Thriller.

Sortie le 10 mars 2016,

aux éditions Fleuve,

Collection Fleuve Noir.

396 pages.

«I will survive».

C’était le dimanche 12 juillet 1998. À quel prix ? Ça, la chanson ne le dit pas.

Cette nuit-là, trois garçons pleins d’avenir ont renversé une femme, une étudiante s’est fait violer, un jeune flic a croisé son âme sœur et un bébé est né. Près de vingt ans plus tard, voilà que tous se trouvent concernés par la même cause.

On est à Vrainville, en Normandie. L’usine centenaire Cybelle va fermer ses portes. Le temps est venu du rachat par un fonds d’investissement. Cybelle, c’est l’emploi de la quasi-totalité des femmes du village depuis trois générations, l’excellence en matière de sous-vêtements féminins, une réussite et surtout, une famille. Mais le temps béni de Gaston est révolu, ce fondateur aux idées larges et au cœur vaste dont les héritiers vont faire une ruine. Parmi ces héritiers, Vincent, l’un des trois garçons pleins d’avenir. Il a la main sur la destinée de quelques centaines de salariés. Mais il n’a pas la main sur tout, notamment sur ce secret étouffé dans un accord financier vingt ans plus tôt par son père et le maire de Vrainville, père du 2e larron présent la nuit du 12 juillet dans la voiture meurtrière. Le 3e gars, Maxime, n’a la main sur rien, personne n’a payé pour lui et surtout il n’a pas oublié. C’est l’un des seuls hommes employés par Cybelle et un délégué syndical plutôt actif. Côté ouvrier, on connaît déjà le prix de la revente de Cybelle. Ça signifie plus que la fin d’une belle histoire entrepreneuriale : la mise au ban, la galère et l’oubli. Alors c’est décidé, ils n’ont plus le choix : puisque personne ne parle d’eux, ce qu’il leur faut, c’est un mort.

Source: Externe

 

Les destins croisés, c'est toujours un point qui m'attire dans un roman. J'ai été servie.

 

Le style de l'auteur est très simple et fluide, j'avais l'impression d'écouter quelqu'un parler.

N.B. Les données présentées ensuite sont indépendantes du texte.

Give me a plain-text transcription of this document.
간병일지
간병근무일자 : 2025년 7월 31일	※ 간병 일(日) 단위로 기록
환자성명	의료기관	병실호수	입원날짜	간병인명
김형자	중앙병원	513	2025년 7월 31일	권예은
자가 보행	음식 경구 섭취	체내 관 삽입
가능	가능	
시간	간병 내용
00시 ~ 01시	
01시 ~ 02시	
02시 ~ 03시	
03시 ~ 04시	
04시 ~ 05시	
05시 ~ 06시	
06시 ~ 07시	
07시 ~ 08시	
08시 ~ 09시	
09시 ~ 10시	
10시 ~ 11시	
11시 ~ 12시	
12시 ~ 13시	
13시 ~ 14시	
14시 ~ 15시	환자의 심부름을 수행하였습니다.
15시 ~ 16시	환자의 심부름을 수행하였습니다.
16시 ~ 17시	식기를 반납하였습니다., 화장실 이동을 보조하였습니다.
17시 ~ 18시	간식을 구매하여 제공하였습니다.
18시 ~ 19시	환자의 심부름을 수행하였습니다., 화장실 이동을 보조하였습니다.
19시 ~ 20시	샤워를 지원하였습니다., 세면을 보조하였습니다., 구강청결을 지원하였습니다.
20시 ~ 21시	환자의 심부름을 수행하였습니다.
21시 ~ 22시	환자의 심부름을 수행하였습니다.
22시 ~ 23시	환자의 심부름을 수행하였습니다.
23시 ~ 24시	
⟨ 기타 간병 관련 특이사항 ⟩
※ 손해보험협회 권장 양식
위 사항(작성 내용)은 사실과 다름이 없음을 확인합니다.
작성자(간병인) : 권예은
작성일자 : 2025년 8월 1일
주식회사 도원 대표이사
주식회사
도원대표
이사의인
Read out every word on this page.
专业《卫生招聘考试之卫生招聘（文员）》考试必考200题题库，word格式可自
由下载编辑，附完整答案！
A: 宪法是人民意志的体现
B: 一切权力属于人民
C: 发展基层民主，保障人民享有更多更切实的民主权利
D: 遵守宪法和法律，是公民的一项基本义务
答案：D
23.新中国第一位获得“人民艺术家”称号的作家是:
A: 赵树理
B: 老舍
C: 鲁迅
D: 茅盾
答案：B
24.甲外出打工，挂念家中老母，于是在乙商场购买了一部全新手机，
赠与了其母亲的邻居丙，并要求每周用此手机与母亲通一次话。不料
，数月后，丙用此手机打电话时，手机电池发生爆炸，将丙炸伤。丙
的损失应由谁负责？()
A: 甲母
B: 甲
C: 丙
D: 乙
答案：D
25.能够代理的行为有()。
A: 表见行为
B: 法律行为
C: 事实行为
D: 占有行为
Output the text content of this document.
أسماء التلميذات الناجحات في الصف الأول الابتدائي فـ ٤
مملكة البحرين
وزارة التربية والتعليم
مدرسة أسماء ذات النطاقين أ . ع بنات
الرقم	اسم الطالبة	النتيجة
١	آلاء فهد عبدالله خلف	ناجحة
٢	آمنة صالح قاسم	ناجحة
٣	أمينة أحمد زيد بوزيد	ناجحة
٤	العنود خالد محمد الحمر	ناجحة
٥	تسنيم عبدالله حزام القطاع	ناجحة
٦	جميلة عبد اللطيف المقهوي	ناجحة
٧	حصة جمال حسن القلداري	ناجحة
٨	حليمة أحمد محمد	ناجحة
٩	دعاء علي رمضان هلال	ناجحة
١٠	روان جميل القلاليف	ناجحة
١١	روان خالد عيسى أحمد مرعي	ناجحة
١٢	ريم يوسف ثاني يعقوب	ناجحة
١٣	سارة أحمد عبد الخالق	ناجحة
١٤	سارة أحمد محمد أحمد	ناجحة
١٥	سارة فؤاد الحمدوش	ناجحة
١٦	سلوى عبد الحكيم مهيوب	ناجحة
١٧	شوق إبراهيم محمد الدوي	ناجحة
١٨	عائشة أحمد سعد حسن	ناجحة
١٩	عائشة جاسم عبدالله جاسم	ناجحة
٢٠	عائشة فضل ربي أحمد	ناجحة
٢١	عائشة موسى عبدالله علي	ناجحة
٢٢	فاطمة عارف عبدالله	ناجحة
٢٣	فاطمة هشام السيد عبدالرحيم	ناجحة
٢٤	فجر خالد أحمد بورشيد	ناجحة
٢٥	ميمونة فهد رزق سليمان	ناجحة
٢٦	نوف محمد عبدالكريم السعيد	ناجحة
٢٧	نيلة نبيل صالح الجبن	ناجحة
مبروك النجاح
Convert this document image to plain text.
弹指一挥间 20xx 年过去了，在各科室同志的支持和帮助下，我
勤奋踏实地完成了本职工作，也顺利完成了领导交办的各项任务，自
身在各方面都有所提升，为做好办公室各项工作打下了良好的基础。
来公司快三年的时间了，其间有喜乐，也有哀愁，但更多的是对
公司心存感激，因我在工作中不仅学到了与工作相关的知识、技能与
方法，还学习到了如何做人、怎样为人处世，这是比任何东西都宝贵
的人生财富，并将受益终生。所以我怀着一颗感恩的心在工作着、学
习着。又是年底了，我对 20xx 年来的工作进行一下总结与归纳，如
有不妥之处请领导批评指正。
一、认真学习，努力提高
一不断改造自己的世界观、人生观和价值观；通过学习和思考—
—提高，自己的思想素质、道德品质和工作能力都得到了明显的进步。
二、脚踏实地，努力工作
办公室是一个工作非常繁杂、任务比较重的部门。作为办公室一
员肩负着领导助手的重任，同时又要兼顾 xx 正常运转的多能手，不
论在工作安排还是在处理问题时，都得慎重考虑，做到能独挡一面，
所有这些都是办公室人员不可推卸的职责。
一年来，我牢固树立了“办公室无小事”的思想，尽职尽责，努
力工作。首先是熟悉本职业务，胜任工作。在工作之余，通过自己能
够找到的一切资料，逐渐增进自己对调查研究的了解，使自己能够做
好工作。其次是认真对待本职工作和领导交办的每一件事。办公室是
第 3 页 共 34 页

Le mélange du passé et du présent est bien fait et cohérent. Je n'ai eu aucune difficulté à me situer dans les différentes époques.

 

Dès le départ, on découvre énormément de personnages. Ils vont se croiser, se connaître, s'éloigner ou se rapprocher... Tous ont une personnalité propre et un rôle bien défini dans l'histoire. Certains sont détestables, d'autres nous prennent en pitié : on ne reste de toute façon pas indifférent face à eux.

J'ai eu une petite préférence pour William et sa famille, qui pourtant arrivent assez tard dans le récit.

 

Je ne considère pas ma lecture comme un thriller mais plutôt comme un drame : il y a bien une enquête en seconde partie de roman mais ce n'est pas non plus assez palpitant pour rentrer dans le genre de prédilection de Thilliez ou Chattam.

Néanmoins, l'intrigue est intéressante par l'aspect sociologique qu'elle permet d'aborder au sein d'un petit village de Normandie qui prospère au début des années 1900 grâce à une usine de sous-vêtements. Malheureusement, le temps passe et le succès décline petit à petit.

L'auteur traite de beaucoup de sujets d'actualités comme le pouvoir de l'argent, le chômage et le confort de vie ainsi que le racisme grâce au personnage de William. Il y a également une grosse partie sur la notion de bonne ou mauvaise naissance et du destin que l'on subit ou que l'on provoque. Ce roman est en fait une mine de réflexions sur notre époque et les changements au fil du temps, j'ai beaucoup aimé cet aspect.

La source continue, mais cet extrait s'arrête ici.